PGY 1: Identify projects
This year is spent mostly building basic emergency medicine knowledge base, studying for step 3, and adjusting to life as a resident. As you get your bearings, ask around from your senior residents and faculty about projects that they've been involved in. Take a look at the faculty academic interests list and at some of the current ongoing projects.
Be sure to complete your CITI and IRBNet trainings as these will greatly facilitate hopping on an existing project and fulfilling your QI/SA requirements!
PGY 2: Commit to a project and start work
This is a year of continued growth and when most residents start to feel like "real doctors". As you begin to take on more responsibilities clinically, you hopefully broaden your horizons to the workings of the medical system behind the scenes, the role of the ED in the context of the broader medical system, and consequently, our role as ED physicians in that system. This should help frame your QI experience as your own contribution to the greater task at hand.

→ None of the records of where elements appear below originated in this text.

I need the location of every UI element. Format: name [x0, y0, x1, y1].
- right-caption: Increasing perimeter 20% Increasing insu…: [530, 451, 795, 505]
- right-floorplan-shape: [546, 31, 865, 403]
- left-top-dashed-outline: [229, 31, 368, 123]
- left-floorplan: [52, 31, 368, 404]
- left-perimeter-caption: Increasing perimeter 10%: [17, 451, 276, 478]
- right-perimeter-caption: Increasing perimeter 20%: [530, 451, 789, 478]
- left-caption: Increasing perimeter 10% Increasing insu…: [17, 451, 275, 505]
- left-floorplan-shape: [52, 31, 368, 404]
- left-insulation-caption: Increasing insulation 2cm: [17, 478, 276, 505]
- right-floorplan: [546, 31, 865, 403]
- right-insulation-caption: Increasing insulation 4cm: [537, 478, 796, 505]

*It is expected that you will start preliminary work on your QI project, or begin contributing to pre-existing QI projects already ongoing in the department.
This is also a year of growth in medical knowledge, where you will hopefully start to interrogate the sources of long-held facts you have learned in medical school and want to delve beyond the generalities of the textbook. As you do, you will likely find significant gaps in what is actually known. Hopefully this will inspire you to pursue either refutal or confirmation with either further clinical study or a compilation of existing studies in a literature review or a meta-analysis.
*It is expected that you will start work on an academic project during this year.
PGY 3: Completion or significant advancement of QI/SA projects
This is the year when residents begin to transition towards independent practice and towards life after residency. This is the most exciting and sometimes the most existentially nerve-racking. To avoid unnecessary extra stress it is imperative that you plan ahead (including scheduling electives) so that you are able to complete the necessary QI and SA requirements in order to graduate.
This is the year when you should be getting comfortable working clinically and taking on leadership roles on shift and off shift. The beginning of the year is usually the ideal time to complete the bulk of the outstanding QI and SA work if not yet completed in second year.
Please do not wait in the hopes of chancing upon an interesting case or exam finding that may be used for the purposes of a case report. While case reports are a minor but important component of our collective knowledge, we strongly discourage our residents from relying on them to complete the scholarly activity requirement. And while we are building our research infrastructure to support a sustainable case report repository, in the meantime residents are strongly encouraged to find more reliable and more impactful projects.